What should the leader do about complexity?
The answer is found in the axiom, do more by doing less. If you don’t see complexity as the addition of the unnecessary, then you will never receive the less is more principle in your leadership heart. There are three logical ways to do less: reduction, combination, and elimination.
Reduction. Many times, the first step is looking for ways to do less of some dynamic that created complexity. For example, you reduce the number of people involved in a decision, or you might reduce the word count in your statement of beliefs as a church. Even in an over-programmed environment, you can simplify without eliminating a program just by reducing the number of programs advertised in the Sunday worship guide.
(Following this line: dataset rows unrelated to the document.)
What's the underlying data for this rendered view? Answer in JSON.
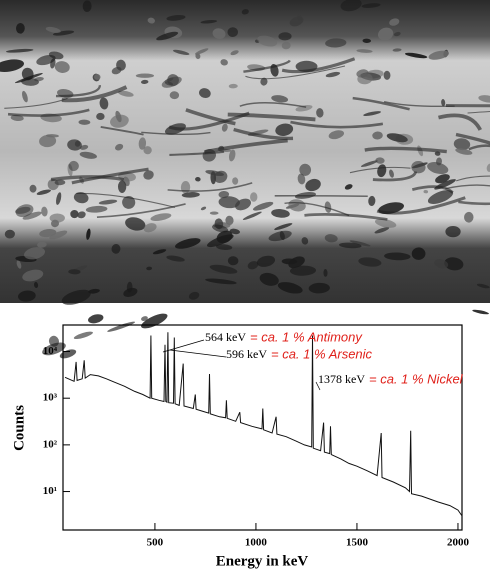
{
  "chart_data": {
    "type": "line",
    "log_y": true,
    "grid": false,
    "x_label": "Energy in keV",
    "y_label": "Counts",
    "xlim": [
      45,
      2020
    ],
    "xticks": [
      500,
      1000,
      1500,
      2000
    ],
    "ylim": [
      1.5,
      37000
    ],
    "yticks": [
      {
        "value": 10,
        "label": "10¹"
      },
      {
        "value": 100,
        "label": "10²"
      },
      {
        "value": 1000,
        "label": "10³"
      },
      {
        "value": 10000,
        "label": "10⁴"
      }
    ],
    "annotations": [
      {
        "text": "564 keV",
        "note": "= ca. 1 % Antimony"
      },
      {
        "text": "596 keV",
        "note": "= ca. 1 % Arsenic"
      },
      {
        "text": "1378 keV",
        "note": "= ca. 1 % Nickel"
      }
    ],
    "series": [
      {
        "color": "#111111",
        "x": [
          55,
          80,
          100,
          110,
          115,
          140,
          150,
          155,
          180,
          220,
          260,
          300,
          350,
          400,
          440,
          476,
          480,
          484,
          520,
          545,
          550,
          554,
          560,
          564,
          568,
          592,
          596,
          600,
          620,
          640,
          644,
          690,
          700,
          704,
          740,
          766,
          770,
          774,
          820,
          850,
          854,
          858,
          900,
          920,
          924,
          980,
          1030,
          1034,
          1038,
          1080,
          1100,
          1104,
          1150,
          1200,
          1240,
          1276,
          1280,
          1284,
          1320,
          1335,
          1339,
          1365,
          1369,
          1373,
          1420,
          1460,
          1500,
          1550,
          1600,
          1620,
          1624,
          1680,
          1740,
          1760,
          1766,
          1770,
          1820,
          1900,
          1960,
          2000,
          2020
        ],
        "values": [
          2800,
          2500,
          2300,
          6000,
          2400,
          2600,
          6500,
          2700,
          3200,
          3000,
          2600,
          2200,
          1800,
          1400,
          1200,
          1000,
          22000,
          1000,
          900,
          850,
          14000,
          850,
          820,
          26000,
          800,
          780,
          20000,
          760,
          700,
          5500,
          680,
          600,
          1200,
          580,
          520,
          480,
          3300,
          460,
          400,
          380,
          900,
          370,
          320,
          500,
          300,
          250,
          220,
          600,
          210,
          180,
          400,
          170,
          150,
          120,
          100,
          90,
          22000,
          85,
          75,
          300,
          70,
          65,
          250,
          62,
          50,
          40,
          35,
          28,
          22,
          180,
          20,
          16,
          12,
          10,
          200,
          9,
          8,
          6,
          5,
          4,
          3
        ]
      }
    ]
  }
}
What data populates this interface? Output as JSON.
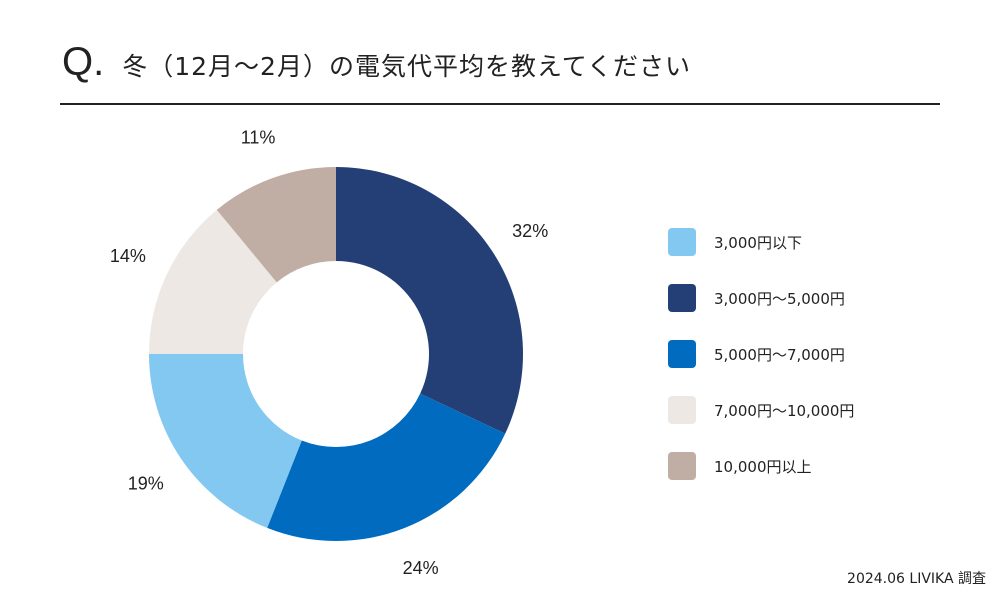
{
  "header": {
    "q_mark": "Q.",
    "title": "冬（12月〜2月）の電気代平均を教えてください"
  },
  "chart_data": {
    "type": "pie",
    "variant": "donut",
    "categories": [
      "3,000円以下",
      "3,000円〜5,000円",
      "5,000円〜7,000円",
      "7,000円〜10,000円",
      "10,000円以上"
    ],
    "values": [
      19,
      32,
      24,
      14,
      11
    ],
    "value_labels": [
      "19%",
      "32%",
      "24%",
      "14%",
      "11%"
    ],
    "unit": "%",
    "colors": [
      "#82c8f0",
      "#243f76",
      "#006bbf",
      "#ede8e4",
      "#c0aea5"
    ],
    "legend_position": "right",
    "slice_order_clockwise_from_top": [
      1,
      2,
      0,
      3,
      4
    ]
  },
  "footer": {
    "source": "2024.06 LIVIKA 調査"
  }
}
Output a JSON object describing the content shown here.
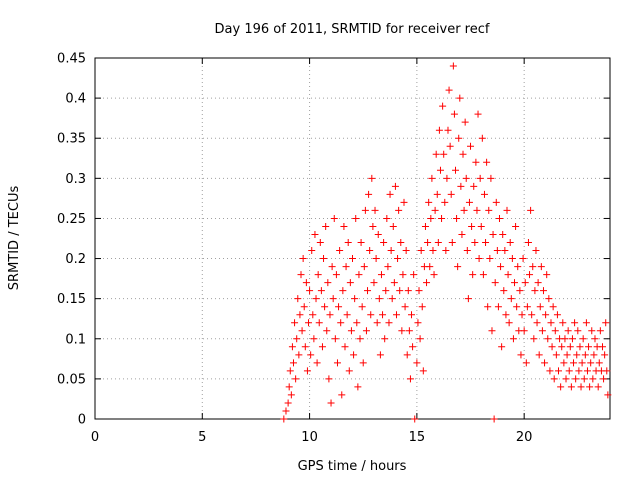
{
  "chart_data": {
    "type": "scatter",
    "title": "Day 196 of 2011, SRMTID for receiver recf",
    "xlabel": "GPS time / hours",
    "ylabel": "SRMTID / TECUs",
    "xlim": [
      0,
      24
    ],
    "ylim": [
      0,
      0.45
    ],
    "x_ticks": [
      0,
      5,
      10,
      15,
      20
    ],
    "x_tick_labels": [
      "0",
      "5",
      "10",
      "15",
      "20"
    ],
    "y_ticks": [
      0,
      0.05,
      0.1,
      0.15,
      0.2,
      0.25,
      0.3,
      0.35,
      0.4,
      0.45
    ],
    "y_tick_labels": [
      "0",
      "0.05",
      "0.1",
      "0.15",
      "0.2",
      "0.25",
      "0.3",
      "0.35",
      "0.4",
      "0.45"
    ],
    "grid": true,
    "marker": "+",
    "marker_color": "#ff0000",
    "series": [
      {
        "name": "SRMTID",
        "points": [
          [
            8.8,
            0.0
          ],
          [
            8.9,
            0.01
          ],
          [
            9.0,
            0.02
          ],
          [
            9.05,
            0.04
          ],
          [
            9.1,
            0.06
          ],
          [
            9.15,
            0.03
          ],
          [
            9.2,
            0.09
          ],
          [
            9.25,
            0.07
          ],
          [
            9.3,
            0.12
          ],
          [
            9.35,
            0.05
          ],
          [
            9.4,
            0.1
          ],
          [
            9.45,
            0.15
          ],
          [
            9.5,
            0.08
          ],
          [
            9.55,
            0.13
          ],
          [
            9.6,
            0.18
          ],
          [
            9.65,
            0.11
          ],
          [
            9.7,
            0.2
          ],
          [
            9.75,
            0.14
          ],
          [
            9.8,
            0.09
          ],
          [
            9.85,
            0.17
          ],
          [
            9.9,
            0.06
          ],
          [
            9.95,
            0.12
          ],
          [
            10.0,
            0.16
          ],
          [
            10.05,
            0.08
          ],
          [
            10.1,
            0.21
          ],
          [
            10.15,
            0.13
          ],
          [
            10.2,
            0.1
          ],
          [
            10.25,
            0.23
          ],
          [
            10.3,
            0.15
          ],
          [
            10.35,
            0.07
          ],
          [
            10.4,
            0.18
          ],
          [
            10.45,
            0.12
          ],
          [
            10.5,
            0.22
          ],
          [
            10.55,
            0.16
          ],
          [
            10.6,
            0.09
          ],
          [
            10.65,
            0.2
          ],
          [
            10.7,
            0.14
          ],
          [
            10.75,
            0.24
          ],
          [
            10.8,
            0.11
          ],
          [
            10.85,
            0.17
          ],
          [
            10.9,
            0.05
          ],
          [
            10.95,
            0.13
          ],
          [
            11.0,
            0.02
          ],
          [
            11.05,
            0.19
          ],
          [
            11.1,
            0.15
          ],
          [
            11.15,
            0.25
          ],
          [
            11.2,
            0.1
          ],
          [
            11.25,
            0.18
          ],
          [
            11.3,
            0.07
          ],
          [
            11.35,
            0.14
          ],
          [
            11.4,
            0.21
          ],
          [
            11.45,
            0.12
          ],
          [
            11.5,
            0.03
          ],
          [
            11.55,
            0.16
          ],
          [
            11.6,
            0.24
          ],
          [
            11.65,
            0.09
          ],
          [
            11.7,
            0.19
          ],
          [
            11.75,
            0.13
          ],
          [
            11.8,
            0.22
          ],
          [
            11.85,
            0.06
          ],
          [
            11.9,
            0.17
          ],
          [
            11.95,
            0.11
          ],
          [
            12.0,
            0.2
          ],
          [
            12.05,
            0.08
          ],
          [
            12.1,
            0.15
          ],
          [
            12.15,
            0.25
          ],
          [
            12.2,
            0.12
          ],
          [
            12.25,
            0.04
          ],
          [
            12.3,
            0.18
          ],
          [
            12.35,
            0.1
          ],
          [
            12.4,
            0.22
          ],
          [
            12.45,
            0.14
          ],
          [
            12.5,
            0.07
          ],
          [
            12.55,
            0.19
          ],
          [
            12.6,
            0.26
          ],
          [
            12.65,
            0.11
          ],
          [
            12.7,
            0.16
          ],
          [
            12.75,
            0.28
          ],
          [
            12.8,
            0.21
          ],
          [
            12.85,
            0.13
          ],
          [
            12.9,
            0.3
          ],
          [
            12.95,
            0.24
          ],
          [
            13.0,
            0.17
          ],
          [
            13.05,
            0.26
          ],
          [
            13.1,
            0.2
          ],
          [
            13.15,
            0.12
          ],
          [
            13.2,
            0.23
          ],
          [
            13.25,
            0.15
          ],
          [
            13.3,
            0.08
          ],
          [
            13.35,
            0.18
          ],
          [
            13.4,
            0.13
          ],
          [
            13.45,
            0.22
          ],
          [
            13.5,
            0.1
          ],
          [
            13.55,
            0.16
          ],
          [
            13.6,
            0.25
          ],
          [
            13.65,
            0.19
          ],
          [
            13.7,
            0.12
          ],
          [
            13.75,
            0.28
          ],
          [
            13.8,
            0.21
          ],
          [
            13.85,
            0.15
          ],
          [
            13.9,
            0.24
          ],
          [
            13.95,
            0.17
          ],
          [
            14.0,
            0.29
          ],
          [
            14.05,
            0.13
          ],
          [
            14.1,
            0.2
          ],
          [
            14.15,
            0.26
          ],
          [
            14.2,
            0.16
          ],
          [
            14.25,
            0.22
          ],
          [
            14.3,
            0.11
          ],
          [
            14.35,
            0.18
          ],
          [
            14.4,
            0.27
          ],
          [
            14.45,
            0.14
          ],
          [
            14.5,
            0.21
          ],
          [
            14.55,
            0.08
          ],
          [
            14.6,
            0.16
          ],
          [
            14.65,
            0.11
          ],
          [
            14.7,
            0.05
          ],
          [
            14.75,
            0.13
          ],
          [
            14.8,
            0.09
          ],
          [
            14.85,
            0.18
          ],
          [
            14.9,
            0.0
          ],
          [
            15.0,
            0.07
          ],
          [
            15.05,
            0.12
          ],
          [
            15.1,
            0.16
          ],
          [
            15.15,
            0.1
          ],
          [
            15.2,
            0.21
          ],
          [
            15.25,
            0.14
          ],
          [
            15.3,
            0.06
          ],
          [
            15.35,
            0.19
          ],
          [
            15.4,
            0.24
          ],
          [
            15.45,
            0.17
          ],
          [
            15.5,
            0.22
          ],
          [
            15.55,
            0.27
          ],
          [
            15.6,
            0.19
          ],
          [
            15.65,
            0.25
          ],
          [
            15.7,
            0.3
          ],
          [
            15.75,
            0.21
          ],
          [
            15.8,
            0.18
          ],
          [
            15.85,
            0.26
          ],
          [
            15.9,
            0.33
          ],
          [
            15.95,
            0.28
          ],
          [
            16.0,
            0.22
          ],
          [
            16.05,
            0.36
          ],
          [
            16.1,
            0.31
          ],
          [
            16.15,
            0.25
          ],
          [
            16.2,
            0.39
          ],
          [
            16.25,
            0.33
          ],
          [
            16.3,
            0.27
          ],
          [
            16.35,
            0.21
          ],
          [
            16.4,
            0.3
          ],
          [
            16.45,
            0.36
          ],
          [
            16.5,
            0.41
          ],
          [
            16.55,
            0.34
          ],
          [
            16.6,
            0.28
          ],
          [
            16.65,
            0.22
          ],
          [
            16.7,
            0.44
          ],
          [
            16.75,
            0.38
          ],
          [
            16.8,
            0.31
          ],
          [
            16.85,
            0.25
          ],
          [
            16.9,
            0.19
          ],
          [
            16.95,
            0.35
          ],
          [
            17.0,
            0.4
          ],
          [
            17.05,
            0.29
          ],
          [
            17.1,
            0.23
          ],
          [
            17.15,
            0.33
          ],
          [
            17.2,
            0.26
          ],
          [
            17.25,
            0.37
          ],
          [
            17.3,
            0.3
          ],
          [
            17.35,
            0.21
          ],
          [
            17.4,
            0.15
          ],
          [
            17.45,
            0.27
          ],
          [
            17.5,
            0.34
          ],
          [
            17.55,
            0.24
          ],
          [
            17.6,
            0.18
          ],
          [
            17.65,
            0.29
          ],
          [
            17.7,
            0.22
          ],
          [
            17.75,
            0.32
          ],
          [
            17.8,
            0.26
          ],
          [
            17.85,
            0.38
          ],
          [
            17.9,
            0.2
          ],
          [
            17.95,
            0.3
          ],
          [
            18.0,
            0.24
          ],
          [
            18.05,
            0.35
          ],
          [
            18.1,
            0.18
          ],
          [
            18.15,
            0.28
          ],
          [
            18.2,
            0.22
          ],
          [
            18.25,
            0.32
          ],
          [
            18.3,
            0.14
          ],
          [
            18.35,
            0.26
          ],
          [
            18.4,
            0.2
          ],
          [
            18.45,
            0.3
          ],
          [
            18.5,
            0.11
          ],
          [
            18.55,
            0.23
          ],
          [
            18.6,
            0.0
          ],
          [
            18.65,
            0.17
          ],
          [
            18.7,
            0.27
          ],
          [
            18.75,
            0.21
          ],
          [
            18.8,
            0.14
          ],
          [
            18.85,
            0.25
          ],
          [
            18.9,
            0.19
          ],
          [
            18.95,
            0.09
          ],
          [
            19.0,
            0.23
          ],
          [
            19.05,
            0.16
          ],
          [
            19.1,
            0.21
          ],
          [
            19.15,
            0.13
          ],
          [
            19.2,
            0.26
          ],
          [
            19.25,
            0.18
          ],
          [
            19.3,
            0.12
          ],
          [
            19.35,
            0.22
          ],
          [
            19.4,
            0.15
          ],
          [
            19.45,
            0.2
          ],
          [
            19.5,
            0.1
          ],
          [
            19.55,
            0.17
          ],
          [
            19.6,
            0.24
          ],
          [
            19.65,
            0.14
          ],
          [
            19.7,
            0.19
          ],
          [
            19.75,
            0.11
          ],
          [
            19.8,
            0.16
          ],
          [
            19.85,
            0.08
          ],
          [
            19.9,
            0.13
          ],
          [
            19.95,
            0.2
          ],
          [
            20.0,
            0.11
          ],
          [
            20.05,
            0.17
          ],
          [
            20.1,
            0.07
          ],
          [
            20.15,
            0.14
          ],
          [
            20.2,
            0.22
          ],
          [
            20.25,
            0.18
          ],
          [
            20.3,
            0.26
          ],
          [
            20.35,
            0.13
          ],
          [
            20.4,
            0.19
          ],
          [
            20.45,
            0.1
          ],
          [
            20.5,
            0.16
          ],
          [
            20.55,
            0.21
          ],
          [
            20.6,
            0.12
          ],
          [
            20.65,
            0.17
          ],
          [
            20.7,
            0.08
          ],
          [
            20.75,
            0.14
          ],
          [
            20.8,
            0.19
          ],
          [
            20.85,
            0.11
          ],
          [
            20.9,
            0.16
          ],
          [
            20.95,
            0.07
          ],
          [
            21.0,
            0.13
          ],
          [
            21.05,
            0.18
          ],
          [
            21.1,
            0.1
          ],
          [
            21.15,
            0.15
          ],
          [
            21.2,
            0.06
          ],
          [
            21.25,
            0.12
          ],
          [
            21.3,
            0.09
          ],
          [
            21.35,
            0.14
          ],
          [
            21.4,
            0.05
          ],
          [
            21.45,
            0.11
          ],
          [
            21.5,
            0.08
          ],
          [
            21.55,
            0.13
          ],
          [
            21.6,
            0.06
          ],
          [
            21.65,
            0.1
          ],
          [
            21.7,
            0.04
          ],
          [
            21.75,
            0.09
          ],
          [
            21.8,
            0.12
          ],
          [
            21.85,
            0.07
          ],
          [
            21.9,
            0.1
          ],
          [
            21.95,
            0.05
          ],
          [
            22.0,
            0.08
          ],
          [
            22.05,
            0.11
          ],
          [
            22.1,
            0.06
          ],
          [
            22.15,
            0.09
          ],
          [
            22.2,
            0.04
          ],
          [
            22.25,
            0.1
          ],
          [
            22.3,
            0.07
          ],
          [
            22.35,
            0.12
          ],
          [
            22.4,
            0.05
          ],
          [
            22.45,
            0.08
          ],
          [
            22.5,
            0.11
          ],
          [
            22.55,
            0.06
          ],
          [
            22.6,
            0.09
          ],
          [
            22.65,
            0.04
          ],
          [
            22.7,
            0.07
          ],
          [
            22.75,
            0.1
          ],
          [
            22.8,
            0.05
          ],
          [
            22.85,
            0.08
          ],
          [
            22.9,
            0.12
          ],
          [
            22.95,
            0.06
          ],
          [
            23.0,
            0.09
          ],
          [
            23.05,
            0.04
          ],
          [
            23.1,
            0.07
          ],
          [
            23.15,
            0.11
          ],
          [
            23.2,
            0.05
          ],
          [
            23.25,
            0.08
          ],
          [
            23.3,
            0.1
          ],
          [
            23.35,
            0.06
          ],
          [
            23.4,
            0.09
          ],
          [
            23.45,
            0.04
          ],
          [
            23.5,
            0.07
          ],
          [
            23.55,
            0.11
          ],
          [
            23.6,
            0.06
          ],
          [
            23.65,
            0.09
          ],
          [
            23.7,
            0.05
          ],
          [
            23.75,
            0.08
          ],
          [
            23.8,
            0.12
          ],
          [
            23.85,
            0.06
          ],
          [
            23.9,
            0.03
          ]
        ]
      }
    ]
  }
}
Combination. Combining things is an often-overlooked strategy for battling complexity. Sometimes two teams, two belief statements, two programs, or two initiatives are not so different. Two can and should become one. With a little more work and conversation, the synergy of a good combination will be well worth it. One church took a separate Wednesday night men’s ministry event and combined it with the primary strategy of Adult Bible Fellowships. At Auxano, we wanted to launch both a coaching network (called co::Labs) and a Church Unique Certification process at the same time. After developing them separately, we decided to scrap the certification model and use the co::Labs as the primary step of certification.
Elimination: The most obvious step to remove complexity is to just flat out cut stuff. Gardeners know to prune the branches for maximum health and growth. My mentor, Howard Hendricks, used to say, “The secret to concentration is elimination.” Jim Collins recommends a “stop doing list.” Right now, you could probably be more effective by eliminating 20% of what you are doing as a church. What would that 20% look like for you? Don’t be afraid to stop doing things, but make sure you have the right conversations and look for ways to reduce and combine first.